The risk, of course, is that you invest for years and the breakthrough never comes. Meta's willingness to do exactly that, Himel notes they "doubled and tripled down" when others pulled back, is what separates them from competitors who launched, failed, and retreated. Intermittent commitment does not work.


The Trust Paradox: Why Facial Recognition Is Everyone's Line

One moment that required careful navigation is when Himel addresses facial recognition. The feature is not launched, but it is clearly under consideration. He acknowledges it is "one of the most frequently requested features," especially from the blind and low-vision community, while also admitting that a version where strangers can be identified on the street would be "creepy."

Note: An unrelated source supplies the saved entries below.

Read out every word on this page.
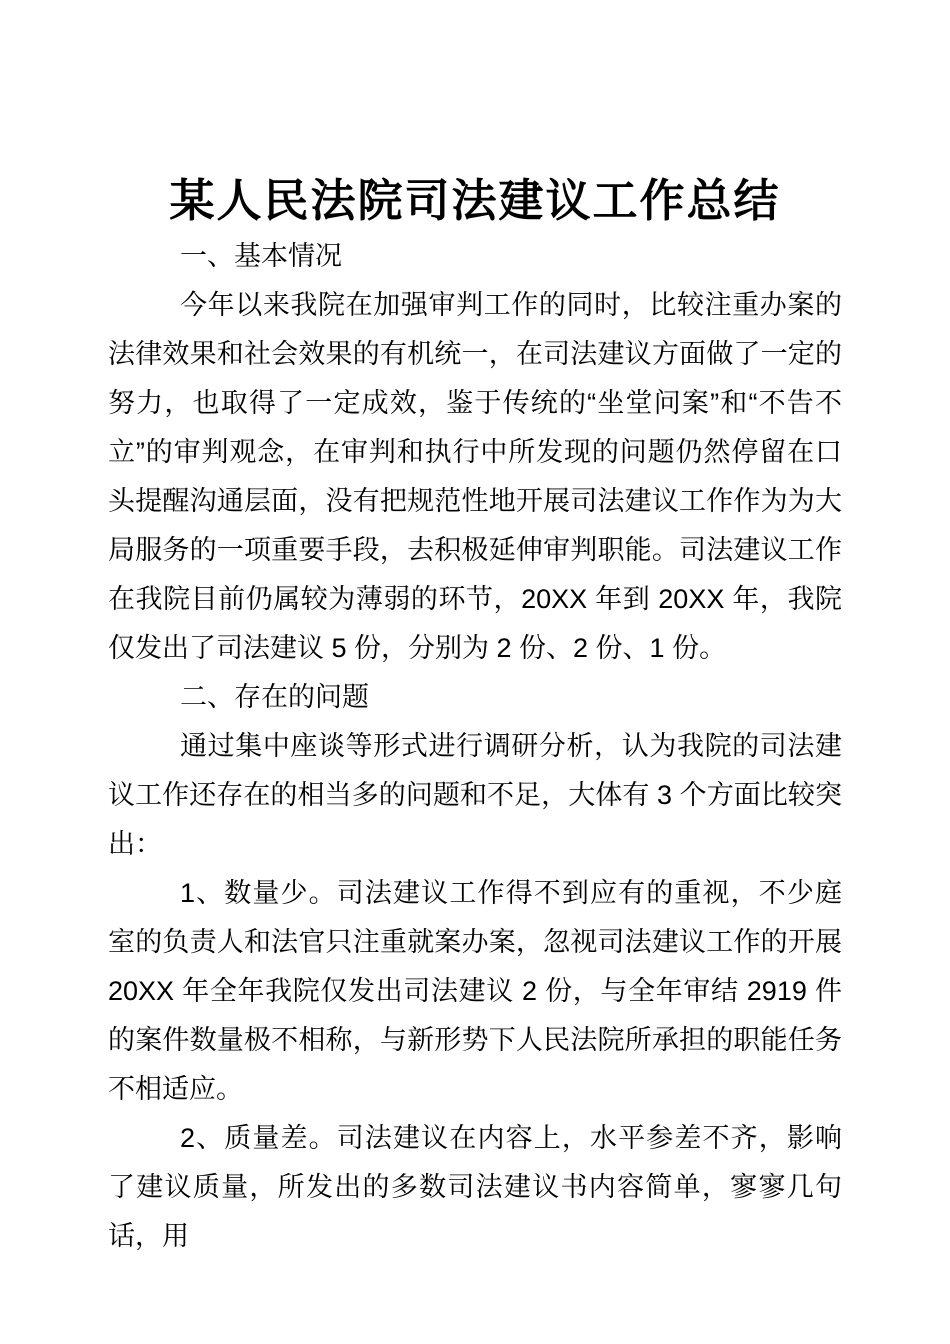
某人民法院司法建议工作总结

一、基本情况

今年以来我院在加强审判工作的同时，比较注重办案的法律效果和社会效果的有机统一，在司法建议方面做了一定的努力，也取得了一定成效，鉴于传统的“坐堂问案”和“不告不立”的审判观念，在审判和执行中所发现的问题仍然停留在口头提醒沟通层面，没有把规范性地开展司法建议工作作为为大局服务的一项重要手段，去积极延伸审判职能。司法建议工作在我院目前仍属较为薄弱的环节，20XX 年到 20XX 年，我院仅发出了司法建议 5 份，分别为 2 份、2 份、1 份。

二、存在的问题

通过集中座谈等形式进行调研分析，认为我院的司法建议工作还存在的相当多的问题和不足，大体有 3 个方面比较突出：

1、数量少。司法建议工作得不到应有的重视，不少庭室的负责人和法官只注重就案办案，忽视司法建议工作的开展 20XX 年全年我院仅发出司法建议 2 份，与全年审结 2919 件的案件数量极不相称，与新形势下人民法院所承担的职能任务不相适应。

2、质量差。司法建议在内容上，水平参差不齐，影响了建议质量，所发出的多数司法建议书内容简单，寥寥几句话，用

"We do not have a feature that's launched that helps you right. We don't have a feature called that or does that feature that's launched in the glasses... It is one of the most frequently requested features from people... But to launch a feature like that requires being really thoughtful with how it works, making sure its privacy first, making sure that it's not creepy."

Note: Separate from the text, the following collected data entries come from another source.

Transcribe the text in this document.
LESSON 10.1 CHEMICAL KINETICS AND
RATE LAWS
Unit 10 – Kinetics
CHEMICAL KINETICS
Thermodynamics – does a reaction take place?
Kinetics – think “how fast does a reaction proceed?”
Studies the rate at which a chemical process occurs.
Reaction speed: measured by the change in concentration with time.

This is where systems thinking collides with social norms. The same technology that helps a blind person know who's in the room can also be used to scan a crowd and identify strangers without consent. The consequences are not technical, they are cultural. Himel argues that if users feel uncomfortable with people wearing the glasses, they will stop wearing them themselves. The feedback loop works in reverse: social backlash kills adoption.

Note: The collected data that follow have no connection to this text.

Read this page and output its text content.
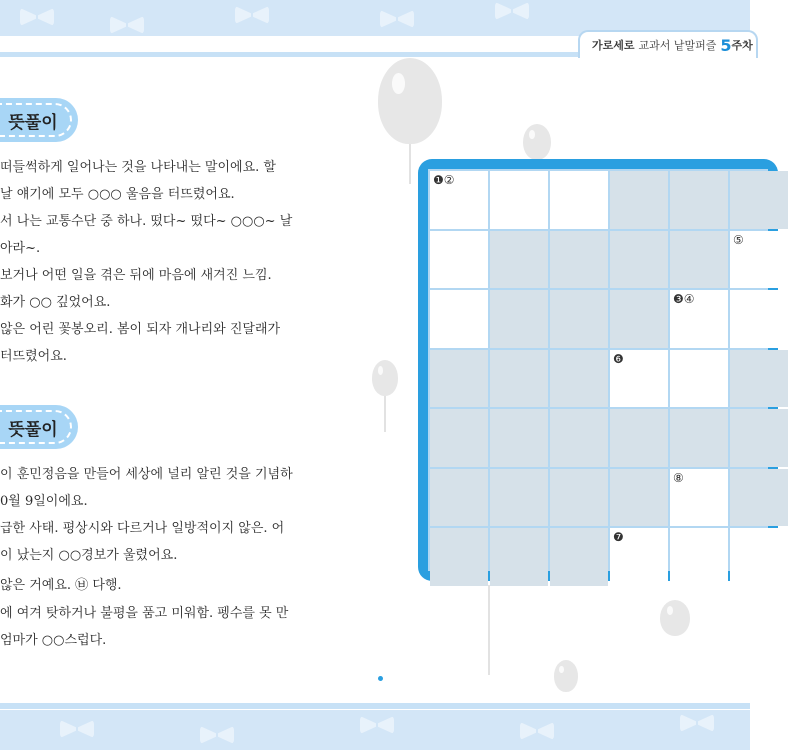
가로세로 교과서 낱말퍼즐 5 주차
뜻풀이
떠들썩하게 일어나는 것을 나타내는 말이에요. 할
날 얘기에 모두 ○○○ 울음을 터뜨렸어요.
서 나는 교통수단 중 하나. 떴다~ 떴다~ ○○○~ 날
아라~.
보거나 어떤 일을 겪은 뒤에 마음에 새겨진 느낌.
화가 ○○ 깊었어요.
않은 어린 꽃봉오리. 봄이 되자 개나리와 진달래가
터뜨렸어요.
뜻풀이
이 훈민정음을 만들어 세상에 널리 알린 것을 기념하
0월 9일이에요.
급한 사태. 평상시와 다르거나 일방적이지 않은. 어
이 났는지 ○○경보가 울렸어요.
않은 거예요. ㉥ 다행.
에 여겨 탓하거나 불평을 품고 미워함. 펭수를 못 만
엄마가 ○○스럽다.
❶②
⑤
❸④
❻
⑧
❼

So the real question is not "can we build it?" but "can we build it in a way that changes the social contract slowly enough to avoid rejection?" Himel's answer is to start with contexts where identification is expected, name tags at conferences, family gatherings, rather than random encounters on the street. The system adapts, but only if you give it time. (Try rushing this, and the trust evaporates.)


Key Action Items

  • Over the next quarter: Audit your existing hardware products for "escalator" value. If your device is not useful when disconnected or offline, you are fighting adoption with one hand tied behind your back. Find the baseline utility that exists independent of AI.
  • In the next 6 months: Build agentic capabilities that operate in the background, not just proactive queries. Himel's example of auto-capture, glasses that automatically detect and record meaningful moments, shows how removing user friction creates a qualitatively different experience.
  • In the next 12 months: Invest in on-device AI for latency-sensitive and privacy-critical use cases. The balance between cloud and local inference will shift, and the companies that control the edge will own the user relationship. Start testing where small models can replace larger ones without sacrificing quality.
  • This pays off in 12 to 18 months: Identify one "Saturday pivot" scenario in your product roadmap, an external breakthrough that could transform your device if you are already in market. Prepare hardware that is good enough to be a platform, even if you do not know what the platform will be.
  • Over the long term: Engage with the trust paradox proactively. Facial recognition will come, but it must be introduced in contexts where identification is socially acceptable. Do not wait for regulation to define the boundaries; define them yourself, in public, with user comfort as the primary metric.
  • Immediate discomfort for lasting advantage: Spend the next quarter deliberately deprioritizing flashy features in favor of hardware durability and comfort. Himel's team made glasses lighter, added adjustable nose pads, and focused on fit. This feels unsexy. It is precisely why it works, while competitors chase AI demos, you are building the device people will actually keep on their faces.